In the Roman Catholic Church, Brazil and the rest of the Portuguese Empire were initially administered as part of the Diocese of Funchal in Portugal but, in 1551, Salvador became the seat of the first Roman Catholic diocese erected in Brazil. The first parish church was the mud-and-thatch Church of Our Lady of Help (Igreja da Nossa Senhora da Ajuda) erected by the Jesuits (Society of Jesus), which served as the first cathedral of the diocese until the Jesuits finished construction of the original basilica on the Terreiro de Jesus in 1553. Its bishop was made independent of the Archdiocese of Lisbon at the request of King Pedro II in 1676; he served as the primate of the Congo and Angola in central Africa until the elevation of the Diocese of Luanda on 13 January 1844 and its bishop still serves as the national primate and premier see (diocese) of Brazil.

In 1572, the Governorate of Brazil was divided into the separate governorates of Bahia in the north and Rio de Janeiro in the south. These were reunited as Brazil six years later, then redivided from 1607 to 1613. By that time, Portugal had become temporarily united with Spain and was ruled from Madrid by its kings. In 1621, King Philip III replaced the Governorate of Brazil with the states of Brazil, still based in Salvador and now controlling the south, and the Maranhão, which was centered on São Luís and controlled what is now northern Brazil. As Spain was then prosecuting a war against the independence of the Dutch, the Dutch East and West India companies tried to conquer Brazil from them. Salvador played a strategically vital role against Dutch Brazil, but was captured and sacked by a West India Company fleet under Jacob Willekens and Piet Hein on 10 May 1624. Johan van Dorth administered the colony before his assassination, freeing its slaves. The city was recaptured by a Luso-Spanish fleet under Fadrique Álvarez de Toledo y Mendoza on 1 May 1625. John Maurice, Prince of Nassau-Siegen, tried to conquer the city for his country, unsuccessfully besieging it between April and May 1638. In 1763, the colonial administration was removed to Rio de Janeiro and elevated to a viceroyalty. Salvador remained the heart of the Recôncavo, Bahia's rich agricultural maritime district, but was largely outside Brazil's early modernization. The area formed a center of royal Portuguese support against heir apparent Pedro I's declaration of independence from European Portugal on 7 September 1822. Its elites initially remained loyal to the Portuguese crown while rebels from Cachoeira besieged them for a year until finally receiving Portugal's surrender of the town on 2 July 1823, which is now celebrated as Bahia Independence Day. The local elite was similarly hesitant during Manuel Deodoro da Fonseca's later coup that established the republic in 1889.

Owing to whales' use of the Bay of All Saints as a mating ground, Salvador became a large whaling port in the Southern Hemisphere during the 19th century but the trade had already begun to fall off by the 1870s.

Under the empire and republic periods, however, the town slowly began to industrialize.
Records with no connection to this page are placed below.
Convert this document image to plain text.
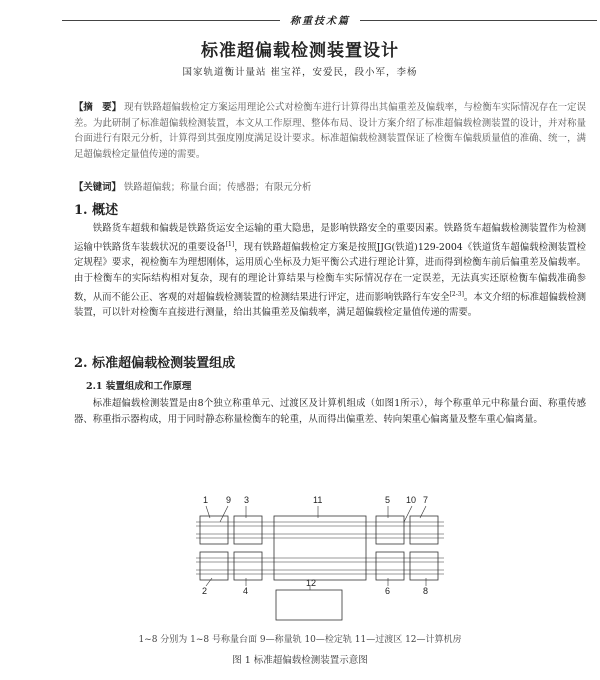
称重技术篇
标准超偏载检测装置设计
国家轨道衡计量站 崔宝祥，安爱民，段小军，李杨
【摘　要】 现有铁路超偏载检定方案运用理论公式对检衡车进行计算得出其偏重差及偏载率，与检衡车实际情况存在一定误差。为此研制了标准超偏载检测装置，本文从工作原理、整体布局、设计方案介绍了标准超偏载检测装置的设计，并对称量台面进行有限元分析，计算得到其强度刚度满足设计要求。标准超偏载检测装置保证了检衡车偏载质量值的准确、统一，满足超偏载检定量值传递的需要。
【关键词】 铁路超偏载；称量台面；传感器；有限元分析
1. 概述
铁路货车超载和偏载是铁路货运安全运输的重大隐患，是影响铁路安全的重要因素。铁路货车超偏载检测装置作为检测运输中铁路货车装载状况的重要设备[1]，现有铁路超偏载检定方案是按照JJG(铁道)129-2004《铁道货车超偏载检测装置检定规程》要求，视检衡车为理想刚体，运用质心坐标及力矩平衡公式进行理论计算，进而得到检衡车前后偏重差及偏载率。由于检衡车的实际结构相对复杂，现有的理论计算结果与检衡车实际情况存在一定误差，无法真实还原检衡车偏载准确参数，从而不能公正、客观的对超偏载检测装置的检测结果进行评定，进而影响铁路行车安全[2-3]。本文介绍的标准超偏载检测装置，可以针对检衡车直接进行测量，给出其偏重差及偏载率，满足超偏载检定量值传递的需要。
2. 标准超偏载检测装置组成
2.1 装置组成和工作原理
标准超偏载检测装置是由8个独立称重单元、过渡区及计算机组成（如图1所示），每个称重单元中称量台面、称重传感器、称重指示器构成，用于同时静态称量检衡车的轮重，从而得出偏重差、转向架重心偏离量及整车重心偏离量。
1 9 3	11	5 10 7
2	4
12
6	8
1~8 分别为 1~8 号称量台面 9—称量轨 10—检定轨 11—过渡区 12—计算机房
图 1 标准超偏载检测装置示意图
In 1873, Brazil's first elevator, the powerful hydraulic Elevador Lacerda, was constructed to connect the city's upper and lower towns. Having undergone several upgrades, it continues in use. By the First World War, it was joined by a second elevator and Salvador was connected to four railroads: the Bahia & Alagoinhas to Joazeiro, the Bahia Central, the Nazareth Tramway, and a short line to Santo Amaro. Its central districts and the major suburbs of Bomfim and Victoria were served by four streetcar lines, which had begun to electrify. It also served as a port of call for most steamship lines trading between Europe and South America.